Nicolas Lopez, head of research at M&G Valores, said the government had to introduce convincing measures. "While these measures are being taken, the ECB will have to buy up bonds as it has been doing to maintain confidence," he said.

In Italy, newly-installed Prime Minister Mario Monti easily won confidence votes in both houses of parliament last week after his predecessor Silvio Berlusconi quit to general relief in European political and financial circles.
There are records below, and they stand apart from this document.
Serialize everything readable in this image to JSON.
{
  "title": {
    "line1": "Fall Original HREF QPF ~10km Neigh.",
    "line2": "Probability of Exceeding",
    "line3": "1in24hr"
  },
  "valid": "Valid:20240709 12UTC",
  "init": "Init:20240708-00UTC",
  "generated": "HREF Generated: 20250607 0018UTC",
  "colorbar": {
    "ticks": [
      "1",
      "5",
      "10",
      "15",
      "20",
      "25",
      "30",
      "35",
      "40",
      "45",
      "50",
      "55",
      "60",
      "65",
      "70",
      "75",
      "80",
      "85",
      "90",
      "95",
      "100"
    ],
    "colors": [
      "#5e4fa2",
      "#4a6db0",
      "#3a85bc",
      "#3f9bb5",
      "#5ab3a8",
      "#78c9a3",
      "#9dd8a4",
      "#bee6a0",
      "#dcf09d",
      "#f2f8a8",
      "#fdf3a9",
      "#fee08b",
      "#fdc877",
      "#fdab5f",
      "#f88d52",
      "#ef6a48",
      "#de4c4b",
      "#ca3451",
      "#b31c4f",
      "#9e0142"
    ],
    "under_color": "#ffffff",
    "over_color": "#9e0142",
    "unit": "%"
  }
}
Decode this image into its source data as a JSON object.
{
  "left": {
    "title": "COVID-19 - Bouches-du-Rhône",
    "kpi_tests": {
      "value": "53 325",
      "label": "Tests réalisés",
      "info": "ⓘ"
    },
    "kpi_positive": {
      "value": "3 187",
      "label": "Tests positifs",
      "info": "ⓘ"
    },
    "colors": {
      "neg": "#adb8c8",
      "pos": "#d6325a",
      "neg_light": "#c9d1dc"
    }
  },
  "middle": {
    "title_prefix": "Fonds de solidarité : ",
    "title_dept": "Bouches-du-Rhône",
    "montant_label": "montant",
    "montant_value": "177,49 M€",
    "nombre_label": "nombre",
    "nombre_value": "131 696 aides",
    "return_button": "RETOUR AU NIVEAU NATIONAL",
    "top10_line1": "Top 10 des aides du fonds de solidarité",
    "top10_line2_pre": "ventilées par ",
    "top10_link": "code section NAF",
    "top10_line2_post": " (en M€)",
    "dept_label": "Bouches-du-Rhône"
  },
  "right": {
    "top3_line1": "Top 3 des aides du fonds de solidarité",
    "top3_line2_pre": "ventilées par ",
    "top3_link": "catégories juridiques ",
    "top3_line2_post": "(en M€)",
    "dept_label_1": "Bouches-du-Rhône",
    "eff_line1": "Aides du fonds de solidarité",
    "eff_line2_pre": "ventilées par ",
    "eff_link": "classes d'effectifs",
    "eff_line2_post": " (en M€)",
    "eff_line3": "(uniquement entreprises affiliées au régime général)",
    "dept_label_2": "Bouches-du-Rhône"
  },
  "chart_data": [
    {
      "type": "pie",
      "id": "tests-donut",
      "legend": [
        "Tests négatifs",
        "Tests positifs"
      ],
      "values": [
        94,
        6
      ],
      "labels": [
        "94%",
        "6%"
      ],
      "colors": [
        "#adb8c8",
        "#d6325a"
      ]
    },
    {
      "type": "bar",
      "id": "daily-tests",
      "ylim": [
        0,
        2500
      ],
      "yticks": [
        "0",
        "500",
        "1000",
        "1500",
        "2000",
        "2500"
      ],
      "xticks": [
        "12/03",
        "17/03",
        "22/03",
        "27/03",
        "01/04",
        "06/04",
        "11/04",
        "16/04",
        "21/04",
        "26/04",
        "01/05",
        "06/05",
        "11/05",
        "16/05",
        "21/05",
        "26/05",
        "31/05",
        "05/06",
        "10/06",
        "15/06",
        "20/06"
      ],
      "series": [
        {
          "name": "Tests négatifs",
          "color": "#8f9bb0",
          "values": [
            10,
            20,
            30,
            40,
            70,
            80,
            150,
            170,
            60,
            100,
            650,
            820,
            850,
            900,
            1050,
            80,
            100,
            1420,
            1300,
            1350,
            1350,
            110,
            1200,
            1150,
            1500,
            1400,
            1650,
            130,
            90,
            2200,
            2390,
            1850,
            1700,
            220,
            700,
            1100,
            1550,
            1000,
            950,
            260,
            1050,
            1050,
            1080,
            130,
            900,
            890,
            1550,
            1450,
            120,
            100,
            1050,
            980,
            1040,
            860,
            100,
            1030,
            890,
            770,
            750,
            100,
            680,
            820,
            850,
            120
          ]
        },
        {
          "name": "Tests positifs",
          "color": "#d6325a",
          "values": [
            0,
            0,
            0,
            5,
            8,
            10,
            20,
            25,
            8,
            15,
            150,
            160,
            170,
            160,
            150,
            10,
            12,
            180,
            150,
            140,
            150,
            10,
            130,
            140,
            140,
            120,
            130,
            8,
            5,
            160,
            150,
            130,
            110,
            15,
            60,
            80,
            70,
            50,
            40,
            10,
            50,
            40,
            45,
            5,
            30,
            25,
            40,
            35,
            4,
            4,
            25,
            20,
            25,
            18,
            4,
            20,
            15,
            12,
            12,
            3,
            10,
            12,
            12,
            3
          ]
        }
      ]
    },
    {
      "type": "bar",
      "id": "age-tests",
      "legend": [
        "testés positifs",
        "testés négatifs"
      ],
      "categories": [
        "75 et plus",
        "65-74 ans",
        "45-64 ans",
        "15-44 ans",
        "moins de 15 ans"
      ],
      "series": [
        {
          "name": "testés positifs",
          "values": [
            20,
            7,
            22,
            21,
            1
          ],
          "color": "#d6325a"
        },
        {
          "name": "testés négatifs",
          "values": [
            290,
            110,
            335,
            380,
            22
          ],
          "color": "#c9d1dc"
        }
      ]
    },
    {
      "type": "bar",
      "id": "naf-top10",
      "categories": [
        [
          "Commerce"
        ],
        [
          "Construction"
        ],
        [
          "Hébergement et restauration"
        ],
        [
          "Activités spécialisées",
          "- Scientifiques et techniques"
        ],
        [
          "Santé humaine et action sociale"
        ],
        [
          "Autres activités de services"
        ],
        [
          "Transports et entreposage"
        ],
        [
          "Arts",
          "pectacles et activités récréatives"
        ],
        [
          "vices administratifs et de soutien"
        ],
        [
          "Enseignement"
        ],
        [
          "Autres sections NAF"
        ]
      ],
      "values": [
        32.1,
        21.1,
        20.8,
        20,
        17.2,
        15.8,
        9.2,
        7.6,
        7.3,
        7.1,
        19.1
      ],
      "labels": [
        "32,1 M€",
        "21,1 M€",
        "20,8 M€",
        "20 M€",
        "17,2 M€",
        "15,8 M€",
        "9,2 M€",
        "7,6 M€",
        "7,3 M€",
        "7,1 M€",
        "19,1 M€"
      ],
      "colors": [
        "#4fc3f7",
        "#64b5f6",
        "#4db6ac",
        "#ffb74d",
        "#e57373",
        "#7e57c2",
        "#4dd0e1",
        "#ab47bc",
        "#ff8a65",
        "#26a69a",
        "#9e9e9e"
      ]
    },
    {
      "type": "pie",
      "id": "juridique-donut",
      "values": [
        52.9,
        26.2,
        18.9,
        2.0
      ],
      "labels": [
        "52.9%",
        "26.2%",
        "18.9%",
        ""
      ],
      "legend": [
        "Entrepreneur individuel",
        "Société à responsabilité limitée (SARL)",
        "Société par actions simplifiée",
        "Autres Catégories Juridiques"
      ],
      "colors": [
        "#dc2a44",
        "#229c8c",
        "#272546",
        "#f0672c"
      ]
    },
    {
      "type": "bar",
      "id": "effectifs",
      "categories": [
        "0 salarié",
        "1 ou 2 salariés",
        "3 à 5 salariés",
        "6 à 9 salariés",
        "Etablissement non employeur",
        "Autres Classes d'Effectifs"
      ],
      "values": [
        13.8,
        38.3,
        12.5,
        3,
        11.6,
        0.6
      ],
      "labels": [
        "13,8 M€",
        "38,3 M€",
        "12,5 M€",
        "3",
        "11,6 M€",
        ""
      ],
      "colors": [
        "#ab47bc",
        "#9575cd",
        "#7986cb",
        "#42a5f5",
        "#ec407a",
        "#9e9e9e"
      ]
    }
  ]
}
But he could face a battle to win backing for greater austerity or liberalisation.

Italian newspapers said on Sunday that new budget measures were likely to be unveiled within two weeks, with a property tax abolished by Berlusconi set to return, plus moves to tackle tax evasion and a cut in payroll taxes to lift employment.

Greek politics

Greek Prime Minister Lucas Papademos will meet EU Commission President Jose Manuel Barroso and Eurogroup head Jean-Claude Juncker on Monday after EU, IMF and European Central Bank representatives held tough talks in Athens.

Fearful of alienating voters, Antonis Samaris, head of Greece's conservative New Democracy, refused to give a written guarantee that he would do whatever it took to meet the terms of a bailout no matter who wins an election expected on February 19.

The leader of the far-right LAOS party said the international lenders would not release the $8bn Greece needs to avoid default in mid-December without the guarantee.

Eurozone wide planning to improve the region's economic governance and restore market faith in the single currency project is also mired in disagreements.

The details of the European Financial Stability Facility (EFSF), the bloc's rescue fund, are still undecided and the ECB says it will not act as a lender of last resort.

The European Commission will propose much tighter control of budgets on Wednesday and also present a study of three options for joint debt issuance of the 17 countries sharing the euro, but without any conclusions or suggestions which one to chose.